Ela esteve comigo quando minha mãe morreu, e em todos os momentos. Achei que a nossa amizade seria eterna.
Era melhor ter um inimigo declarado do que um amigo
"Pai?" gritei ao jogar a mala no sofá.
Silêncio.
Ótimo, ele não estava em casa. Poderia chorar à vontade.
Peguei o celular que estava no modo silencioso. Dez ligações e vinte mensagens de Collin. Babaca. Ignorei todas as suas tentativas de contato, apaguei seu número e o bloqueei.
Ao me sentar na cadeira, avistei uma carta no balcão.
A palavra "hipoteca" saltou à vista, e uma respiração assustada escapou de mim. Um frio percorreu minha espinha.
A simples menção daquela palavra trouxe uma preocupação imensa.

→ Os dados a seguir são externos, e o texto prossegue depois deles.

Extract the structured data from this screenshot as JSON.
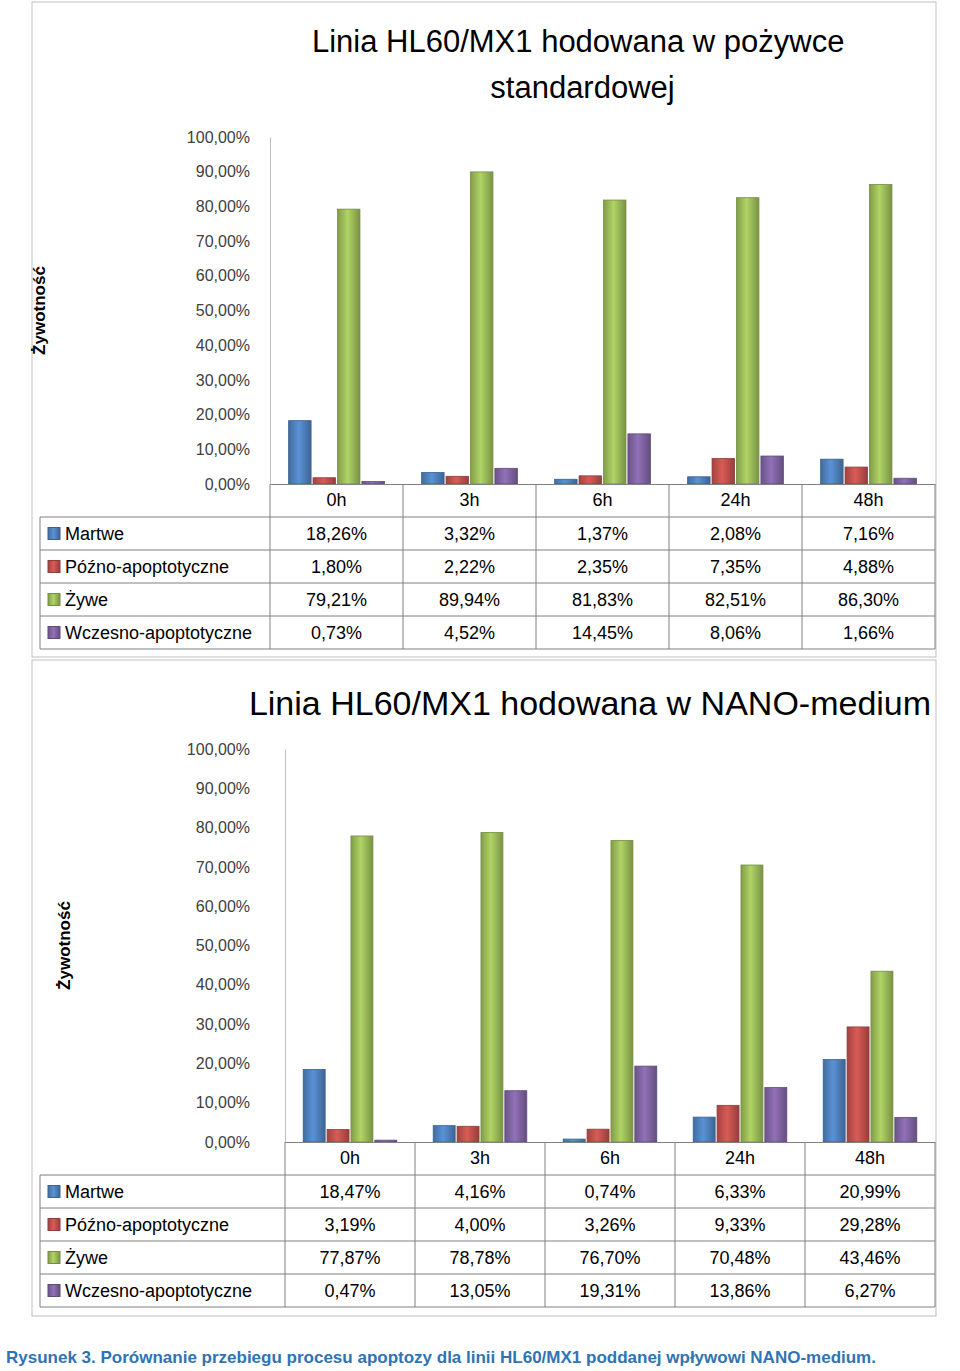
{
  "chart_data": [
    {
      "type": "bar",
      "title": "Linia HL60/MX1 hodowana w pożywce standardowej",
      "y_label": "Żywotność",
      "categories": [
        "0h",
        "3h",
        "6h",
        "24h",
        "48h"
      ],
      "series": [
        {
          "name": "Martwe",
          "color": "#4f81bd",
          "values": [
            18.26,
            3.32,
            1.37,
            2.08,
            7.16
          ],
          "value_labels": [
            "18,26%",
            "3,32%",
            "1,37%",
            "2,08%",
            "7,16%"
          ]
        },
        {
          "name": "Późno-apoptotyczne",
          "color": "#c0504d",
          "values": [
            1.8,
            2.22,
            2.35,
            7.35,
            4.88
          ],
          "value_labels": [
            "1,80%",
            "2,22%",
            "2,35%",
            "7,35%",
            "4,88%"
          ]
        },
        {
          "name": "Żywe",
          "color": "#9bbb59",
          "values": [
            79.21,
            89.94,
            81.83,
            82.51,
            86.3
          ],
          "value_labels": [
            "79,21%",
            "89,94%",
            "81,83%",
            "82,51%",
            "86,30%"
          ]
        },
        {
          "name": "Wczesno-apoptotyczne",
          "color": "#8064a2",
          "values": [
            0.73,
            4.52,
            14.45,
            8.06,
            1.66
          ],
          "value_labels": [
            "0,73%",
            "4,52%",
            "14,45%",
            "8,06%",
            "1,66%"
          ]
        }
      ],
      "ylim": [
        0,
        100
      ],
      "yticks": [
        {
          "value": 0,
          "label": "0,00%"
        },
        {
          "value": 10,
          "label": "10,00%"
        },
        {
          "value": 20,
          "label": "20,00%"
        },
        {
          "value": 30,
          "label": "30,00%"
        },
        {
          "value": 40,
          "label": "40,00%"
        },
        {
          "value": 50,
          "label": "50,00%"
        },
        {
          "value": 60,
          "label": "60,00%"
        },
        {
          "value": 70,
          "label": "70,00%"
        },
        {
          "value": 80,
          "label": "80,00%"
        },
        {
          "value": 90,
          "label": "90,00%"
        },
        {
          "value": 100,
          "label": "100,00%"
        }
      ],
      "grid": false
    },
    {
      "type": "bar",
      "title": "Linia HL60/MX1 hodowana w NANO-medium",
      "y_label": "Żywotność",
      "categories": [
        "0h",
        "3h",
        "6h",
        "24h",
        "48h"
      ],
      "series": [
        {
          "name": "Martwe",
          "color": "#4f81bd",
          "values": [
            18.47,
            4.16,
            0.74,
            6.33,
            20.99
          ],
          "value_labels": [
            "18,47%",
            "4,16%",
            "0,74%",
            "6,33%",
            "20,99%"
          ]
        },
        {
          "name": "Późno-apoptotyczne",
          "color": "#c0504d",
          "values": [
            3.19,
            4.0,
            3.26,
            9.33,
            29.28
          ],
          "value_labels": [
            "3,19%",
            "4,00%",
            "3,26%",
            "9,33%",
            "29,28%"
          ]
        },
        {
          "name": "Żywe",
          "color": "#9bbb59",
          "values": [
            77.87,
            78.78,
            76.7,
            70.48,
            43.46
          ],
          "value_labels": [
            "77,87%",
            "78,78%",
            "76,70%",
            "70,48%",
            "43,46%"
          ]
        },
        {
          "name": "Wczesno-apoptotyczne",
          "color": "#8064a2",
          "values": [
            0.47,
            13.05,
            19.31,
            13.86,
            6.27
          ],
          "value_labels": [
            "0,47%",
            "13,05%",
            "19,31%",
            "13,86%",
            "6,27%"
          ]
        }
      ],
      "ylim": [
        0,
        100
      ],
      "yticks": [
        {
          "value": 0,
          "label": "0,00%"
        },
        {
          "value": 10,
          "label": "10,00%"
        },
        {
          "value": 20,
          "label": "20,00%"
        },
        {
          "value": 30,
          "label": "30,00%"
        },
        {
          "value": 40,
          "label": "40,00%"
        },
        {
          "value": 50,
          "label": "50,00%"
        },
        {
          "value": 60,
          "label": "60,00%"
        },
        {
          "value": 70,
          "label": "70,00%"
        },
        {
          "value": 80,
          "label": "80,00%"
        },
        {
          "value": 90,
          "label": "90,00%"
        },
        {
          "value": 100,
          "label": "100,00%"
        }
      ],
      "grid": false
    }
  ],
  "caption": "Rysunek 3. Porównanie przebiegu procesu apoptozy dla linii HL60/MX1 poddanej wpływowi NANO-medium."
}
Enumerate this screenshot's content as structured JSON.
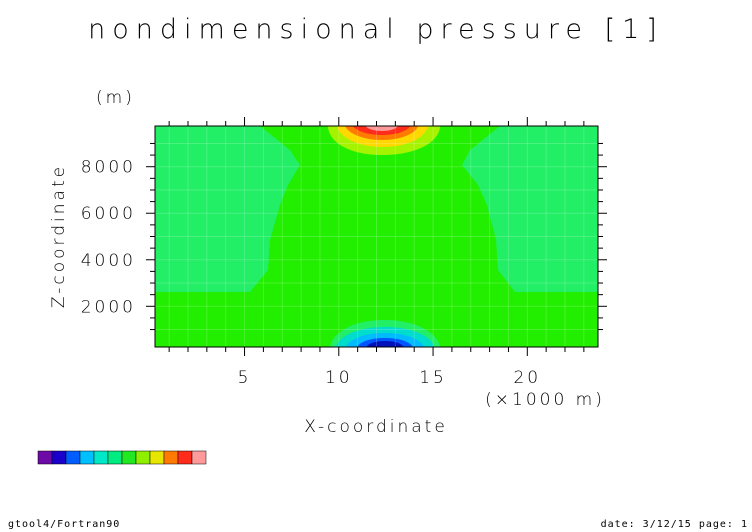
{
  "chart_data": {
    "type": "heatmap",
    "title": "nondimensional pressure [1]",
    "xlabel": "X-coordinate",
    "xunit": "(×1000 m)",
    "ylabel": "Z-coordinate",
    "yunit": "(m)",
    "xlim": [
      0.25,
      23.75
    ],
    "ylim": [
      250,
      9750
    ],
    "xticks": [
      5,
      10,
      15,
      20
    ],
    "yticks": [
      2000,
      4000,
      6000,
      8000
    ],
    "background_level_color": "#22ee00",
    "regions": [
      {
        "label": "high-top",
        "color": "#ff9898"
      },
      {
        "label": "top-red",
        "color": "#ff2c1c"
      },
      {
        "label": "top-orange",
        "color": "#ff7a00"
      },
      {
        "label": "top-yellow",
        "color": "#ffd800"
      },
      {
        "label": "top-lime",
        "color": "#a6f300"
      },
      {
        "label": "side-bands",
        "color": "#22ee66"
      },
      {
        "label": "bottom-cyan",
        "color": "#00ddcc"
      },
      {
        "label": "bottom-lightblue",
        "color": "#00bbff"
      },
      {
        "label": "bottom-blue",
        "color": "#0055ff"
      },
      {
        "label": "bottom-darkblue",
        "color": "#0011bb"
      }
    ],
    "colorbar": [
      "#6d0aa6",
      "#1a00c8",
      "#005eff",
      "#00bfff",
      "#00e8c8",
      "#00ec82",
      "#22e822",
      "#8ef000",
      "#e6e600",
      "#ff7a00",
      "#ff2c1c",
      "#ff9a9a"
    ]
  },
  "footer": {
    "left": "gtool4/Fortran90",
    "right": "date: 3/12/15 page: 1"
  }
}
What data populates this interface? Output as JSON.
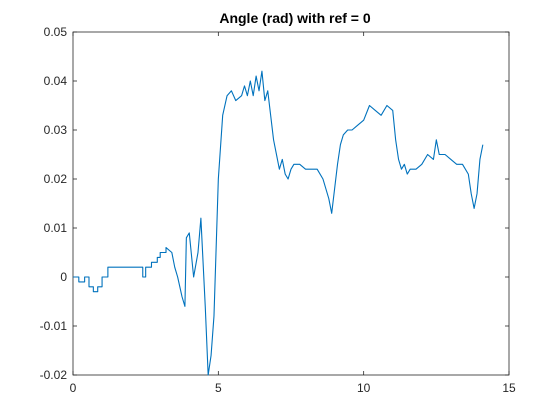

Abri a carta que detalhava como meu pai havia hipotecado nossa casa e como estávamos à beira de perdê-la. Cem mil dólares: a quantia que devíamos para salvar nosso lar. Por que ele faria isso e não me contaria?
Uma onda de desespero e impotência me atingiu. O que fazer? De onde tirar essa quantia? E como? Questões rodopiavam na minha mente, mas nenhuma resposta parecia clara.
Tentei me mover, ter alguma reação, mas parecia estar imóvel. Com o celular em mãos, tentei falar com meu pai para pedir uma explicação, mas só consegui a caixa postal.
"Merda!", esbravejei.
Liguei então para minha ex colega de faculdade Charlotte. Precisava encontrá-la antes que eu perdesse o controle. Não éramos tão próximas quanto eu era com a vadia da Fallon, mas sempre nos víamos casualmente, e ela era uma boa amiga.
"Preciso muito te ver", falei entre soluços. "Naquele pequeno bar em que íamos depois da faculdade"
Vesti um vestido qualquer e peguei minha bolsa após passar quase todo o corretivo na tentativa de esconder meu rosto choroso.
Olhei novamente a carta da hipoteca, e tentei entender porque meu pai faria isso.
A casa era a única coisa que nós tínhamos. Após minha mãe morrer, ficamos sem rumo. E meu pai se embebedava todas as noites.
Apesar disso, ele era um homem bom. Nunca me deixou faltar nada, e arcou com tudo que eu precisava para ser alguém.
Esse dia de merda não poderia piorar.
Traída pelo namorado, descobri que estamos praticamente sem ter onde morar. E o pior: não faço ideia de como resolver isso.
Quero apenas afogar minhas mágoas em um copo de whisky.
Nada mais importa agora. A traição, a perda iminente da casa… Nada. Sinto-me à deriva, desligada de tudo, exceto da dor que parece consumir todo meu ser.
Lá, ninguém vai se importar com minha história triste e eu seria só mais uma garota no bar.
E talvez seja isso que precisasse, um instante onde nada importaria.